Choose one of the following categories:

- first: Sentence one (i.e., the sentence in the first line) more complex language
- second: Sentence two (i.e., the sentence in the second line) more complex language
- none: Both sentences use about equally complex language

Choose the "none" category when you are not certain that either of both sentences uses more complex language.
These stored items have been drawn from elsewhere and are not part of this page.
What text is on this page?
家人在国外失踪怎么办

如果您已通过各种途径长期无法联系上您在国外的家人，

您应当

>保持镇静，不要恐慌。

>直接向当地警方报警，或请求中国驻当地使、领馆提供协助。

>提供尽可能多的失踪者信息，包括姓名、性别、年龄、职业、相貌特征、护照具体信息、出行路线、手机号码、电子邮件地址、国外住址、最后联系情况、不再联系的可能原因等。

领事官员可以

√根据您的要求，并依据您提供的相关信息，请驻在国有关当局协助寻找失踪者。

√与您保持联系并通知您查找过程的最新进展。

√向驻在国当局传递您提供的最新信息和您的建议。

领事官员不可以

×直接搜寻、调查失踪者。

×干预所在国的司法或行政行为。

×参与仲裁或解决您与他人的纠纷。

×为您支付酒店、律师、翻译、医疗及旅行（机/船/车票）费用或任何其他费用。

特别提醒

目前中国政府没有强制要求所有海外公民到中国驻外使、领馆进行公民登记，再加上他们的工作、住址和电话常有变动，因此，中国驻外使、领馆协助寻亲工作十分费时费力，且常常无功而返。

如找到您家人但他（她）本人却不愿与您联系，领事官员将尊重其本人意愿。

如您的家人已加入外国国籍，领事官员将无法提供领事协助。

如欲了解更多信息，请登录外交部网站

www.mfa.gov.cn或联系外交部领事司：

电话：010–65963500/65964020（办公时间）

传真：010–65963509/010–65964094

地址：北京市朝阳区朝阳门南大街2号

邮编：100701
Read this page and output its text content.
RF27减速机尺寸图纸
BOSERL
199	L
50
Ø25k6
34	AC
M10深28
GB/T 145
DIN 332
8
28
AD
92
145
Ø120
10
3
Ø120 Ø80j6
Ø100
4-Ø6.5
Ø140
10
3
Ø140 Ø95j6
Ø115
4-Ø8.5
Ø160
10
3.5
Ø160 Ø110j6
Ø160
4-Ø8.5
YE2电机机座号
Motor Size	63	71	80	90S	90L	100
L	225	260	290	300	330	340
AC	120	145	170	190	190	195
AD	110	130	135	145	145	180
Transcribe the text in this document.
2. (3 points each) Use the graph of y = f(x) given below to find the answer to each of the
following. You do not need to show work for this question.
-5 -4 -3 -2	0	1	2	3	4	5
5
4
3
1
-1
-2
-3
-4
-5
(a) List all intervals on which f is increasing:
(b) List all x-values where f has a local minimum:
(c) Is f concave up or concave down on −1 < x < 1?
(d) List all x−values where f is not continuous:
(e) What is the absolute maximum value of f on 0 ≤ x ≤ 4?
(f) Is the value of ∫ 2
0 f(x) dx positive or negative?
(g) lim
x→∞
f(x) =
Return only the category you choose and no further text in your response.
"""

In [None]:
def classify_pair(input):
    messages = [ 
        {"role": "system", "content": instructions},
        {"role": "user", "content": input}
    ]

    response = client.chat.completions.create(
        model=MODEL,
        messages=messages,
        seed=42,
        temperature=0.0,
    )

    results = response.choices[0].message.content
    return results

In [None]:
# take a sample of 10 texts from each label class
samples = df.groupby('comparison').sample(10, random_state=42)[["pair_id", "input", "input_reversed", "comparison"]].reset_index(drop=True)

In [None]:
# test
i = 0
print('LABEL:', id2label[samples['comparison'][i]])
print('CLASSIFICATION:', classify_pair(samples['input'][i]))
print('CLASSIFICATION (reversed):', classify_pair(samples['input_reversed'][i]))

In [None]:
results = samples.input.progress_apply(classify_pair)

In [None]:
# evaluate: compute performance metrics
print(classification_report(samples.comparison.map(id2label), results.values))

In [None]:
results_reversed = samples.input_reversed.progress_apply(classify_pair)

In [None]:
reversed_recode_map = {"first": "second", "second": "first", "none": "none"}

tmp = pd.DataFrame([results, results_reversed]).T
tmp.columns = ["forward", "backwards"]
tmp["backwards"] = tmp.backwards.map(reversed_recode_map)
# subset to cases where the classification differs if sentences are swapped
tmp[tmp.forward != tmp.backwards]

As the above table shows, there are a few cases where swaping the order of sentences in a pair changes the classification.
This indicates that the classification is not very confident and we can use this information to recode them into the "none" category:

In [None]:
results_edited = results.copy()
# let's update the classifications for those where it depends on the order of the sentences in the pair
idxs = tmp[tmp.forward != tmp.backwards].index
results_edited[idxs] = "none"

# recompute the performance metrics
print(classification_report(samples.comparison.map(id2label), results_edited.values))
# note: creates slight improvements (but with these few examples, it's hard to say if this is a generalizable pattern)

This simple (although pricy) trick increases classification performance a little.